Here’s how it works: Okendo enables merchants to collect high-impact content directly from customers, including product ratings and reviews, customer-generated photos and videos, questions and answers and other individual points of customer data like preferences and behaviors.

Those merchants can then showcase the ratings and reviews on their website or on social media to tell more personalized marketing stories.

“Merchants can utilize the power of their customers to increase confidence, drive conversion and deliver better performance and customer experiences,” Goodman told TechCrunch.

Recent tests conducted by Okendo showed that, on average, shoppers interacting with its tools had a 2.5x higher conversion rate and a 15% higher average order value.

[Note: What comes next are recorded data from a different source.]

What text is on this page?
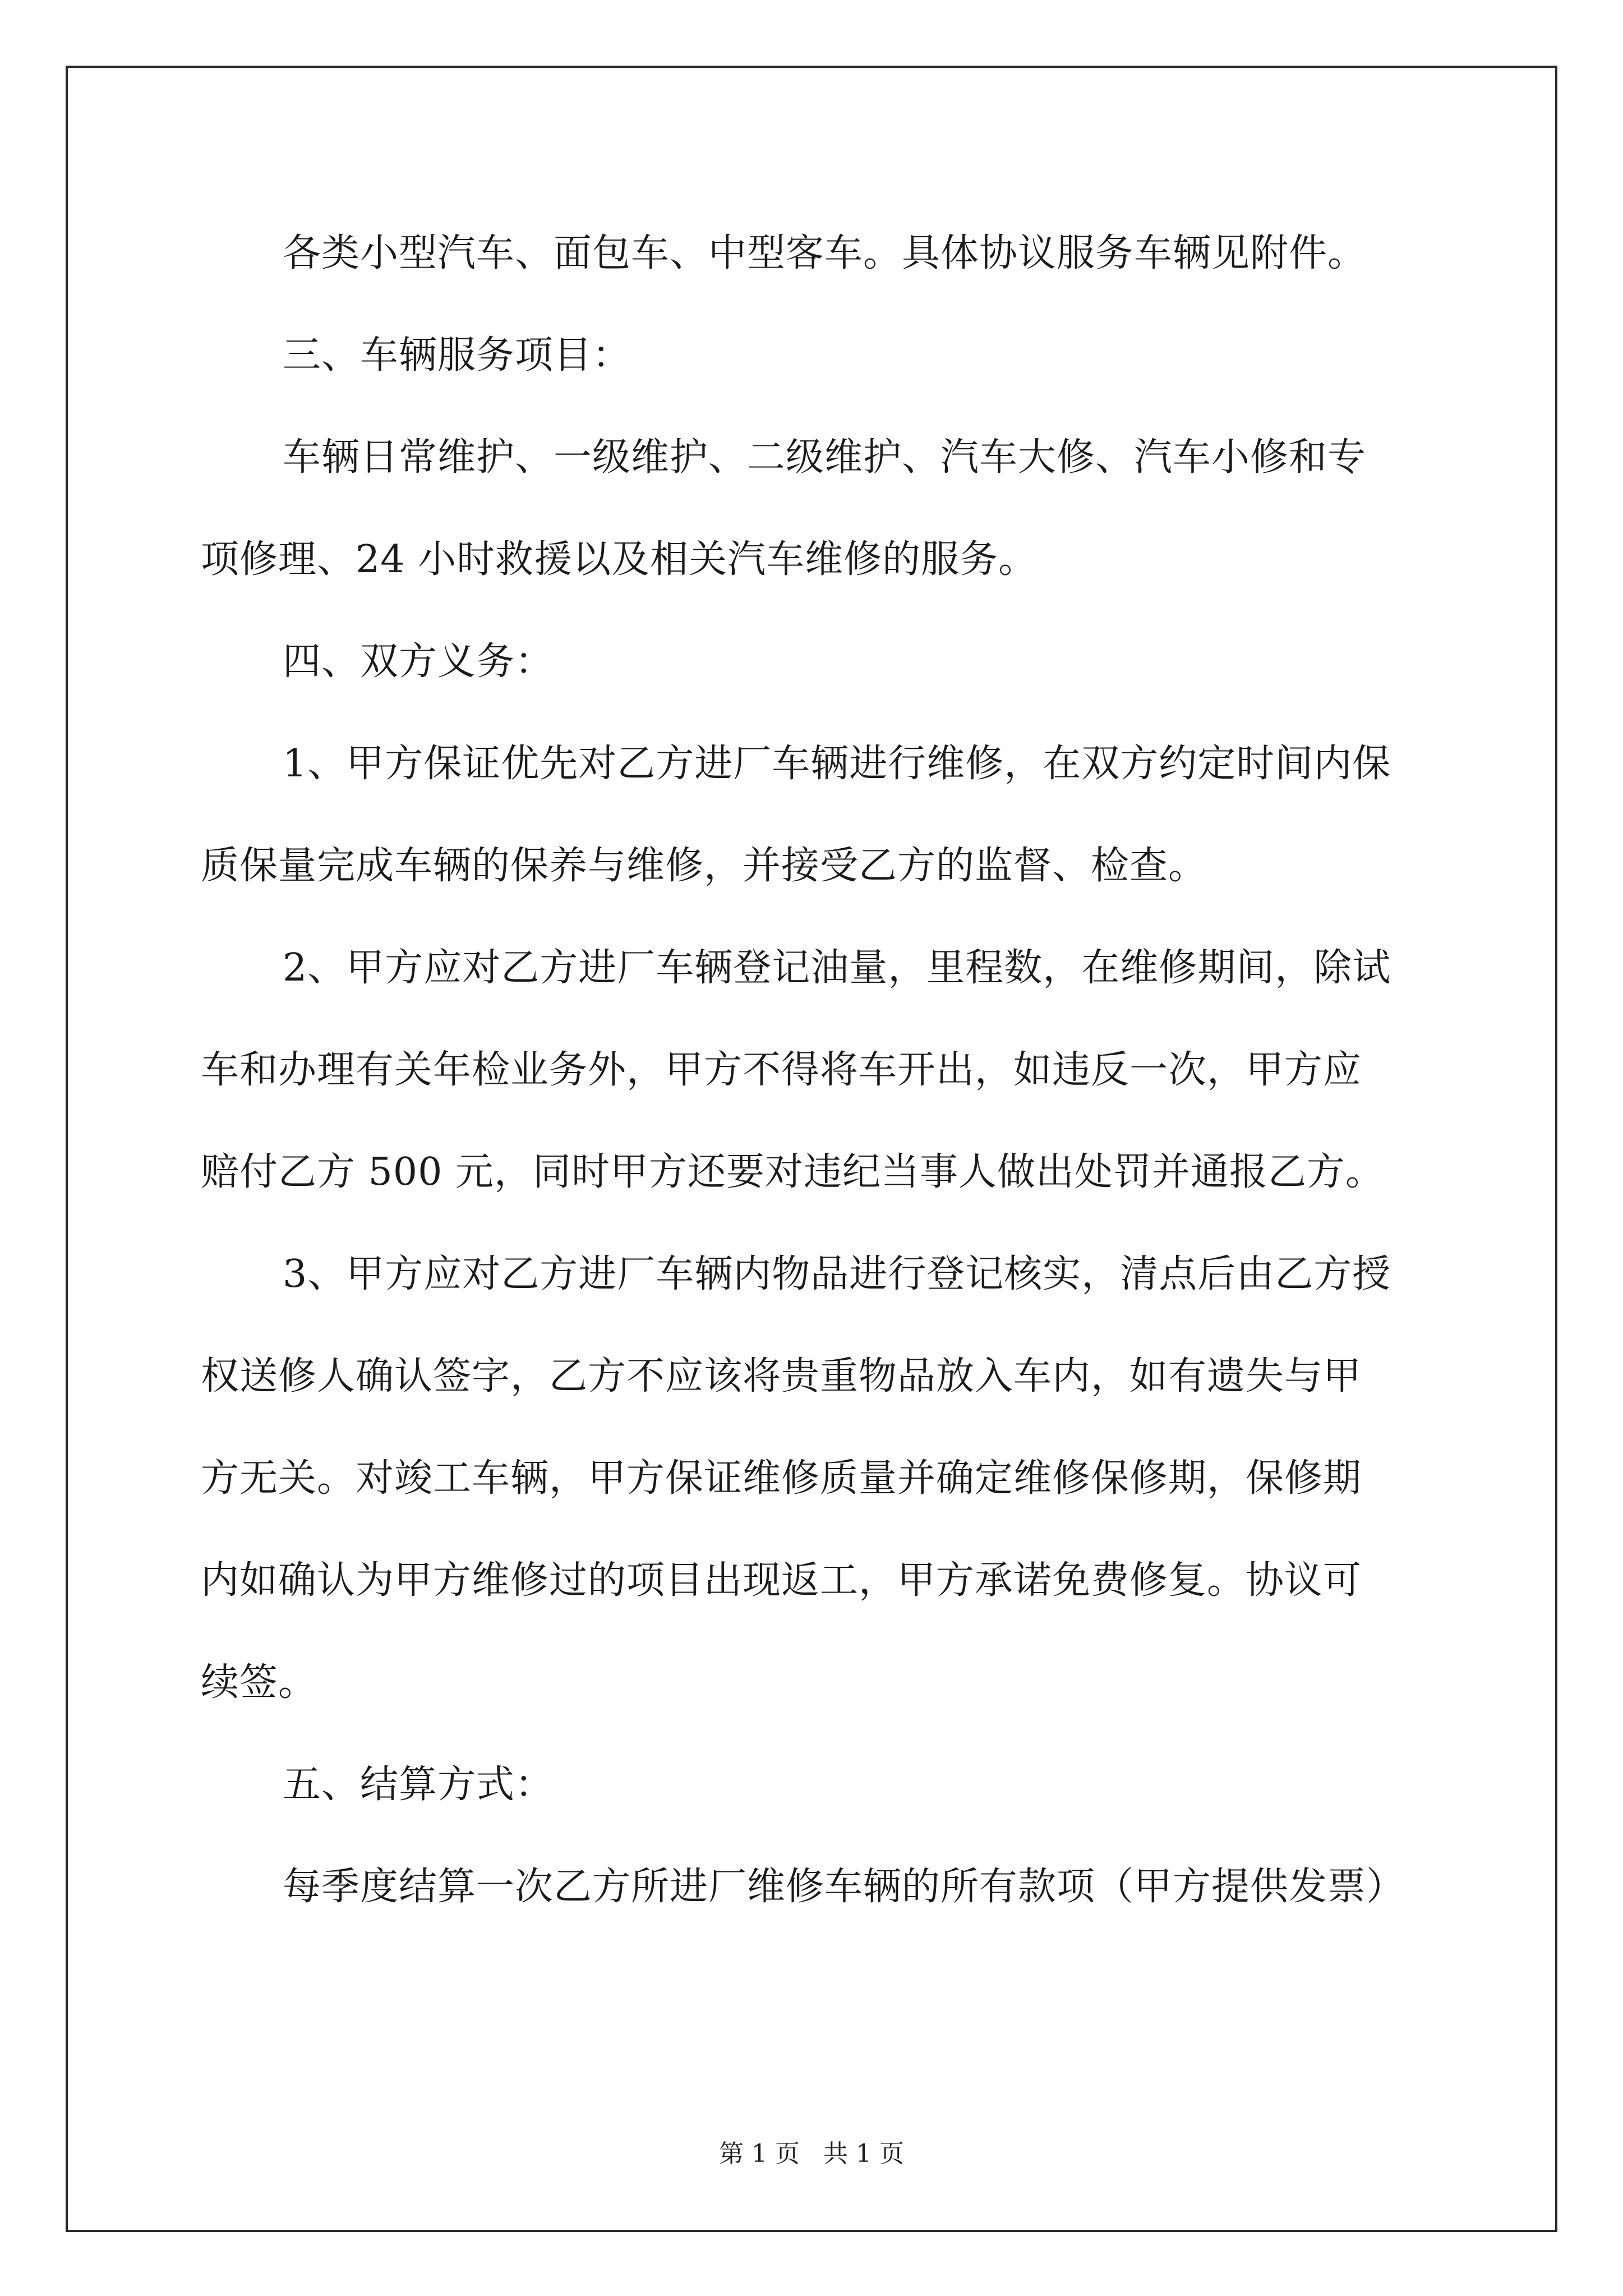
各类小型汽车、面包车、中型客车。具体协议服务车辆见附件。
三、车辆服务项目：
车辆日常维护、一级维护、二级维护、汽车大修、汽车小修和专
项修理、24 小时救援以及相关汽车维修的服务。
四、双方义务：
1、甲方保证优先对乙方进厂车辆进行维修，在双方约定时间内保
质保量完成车辆的保养与维修，并接受乙方的监督、检查。
2、甲方应对乙方进厂车辆登记油量，里程数，在维修期间，除试
车和办理有关年检业务外，甲方不得将车开出，如违反一次，甲方应
赔付乙方 500 元，同时甲方还要对违纪当事人做出处罚并通报乙方。
3、甲方应对乙方进厂车辆内物品进行登记核实，清点后由乙方授
权送修人确认签字，乙方不应该将贵重物品放入车内，如有遗失与甲
方无关。对竣工车辆，甲方保证维修质量并确定维修保修期，保修期
内如确认为甲方维修过的项目出现返工，甲方承诺免费修复。协议可
续签。
五、结算方式：
每季度结算一次乙方所进厂维修车辆的所有款项（甲方提供发票）
第 1 页   共 1 页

In terms of competition out there, Goodman considers Yotpo, an e-commerce marketing company that raised $230 million in funding last year, to be Okendo’s closest competition. However, he says his company differentiates itself by taking a customer-centric approach and focusing on that Shopify community, which means it can have a deeper integration and better utilization of the marketplace’s technologies. As a result, merchants can more easily customize and deploy Okendo.

“We also have a unique approach to the way we generate customer content that combines utilization of customer audit data to be able to deliver more personalized content, collection invitations, and then that's combined with a unique approach to content collection that has a mobile-first approach along with some various gamified elements to maximize the amount of content that we collect,” Goodman added.

The company employs 83 people across Australia and the United States. Over the last 12 months, the company doubled its annual recurring revenue.

The new funding will enable Okendo to accelerate its go-to-market and product development, which includes some releases lined up for the end of 2022. The company also expanded to North America in early 2021, so the capital infusion will help with expansion. Goodman plans to add 50 roles to the team this year across all departments, but also particularly in engineering, sales and marketing.

TJ Nahigian, managing partner at Base10 Partners, says his firm has made around nine investments into the e-commerce category, and identified Okendo as a leader in reviews.

“We learned that this was a lot more than just a customer review platform, that this was the initial wedge, but that there was a desire to turn it into much more than that,” Nahigian told TechCrunch. “When we spoke with customers, we saw how much ROI they were getting. It's more and more important for merchants to get closer to their customers to help build credibility, sell products and build trust, and Okendo is by far the No. 1 platform and product in our mind doing that.”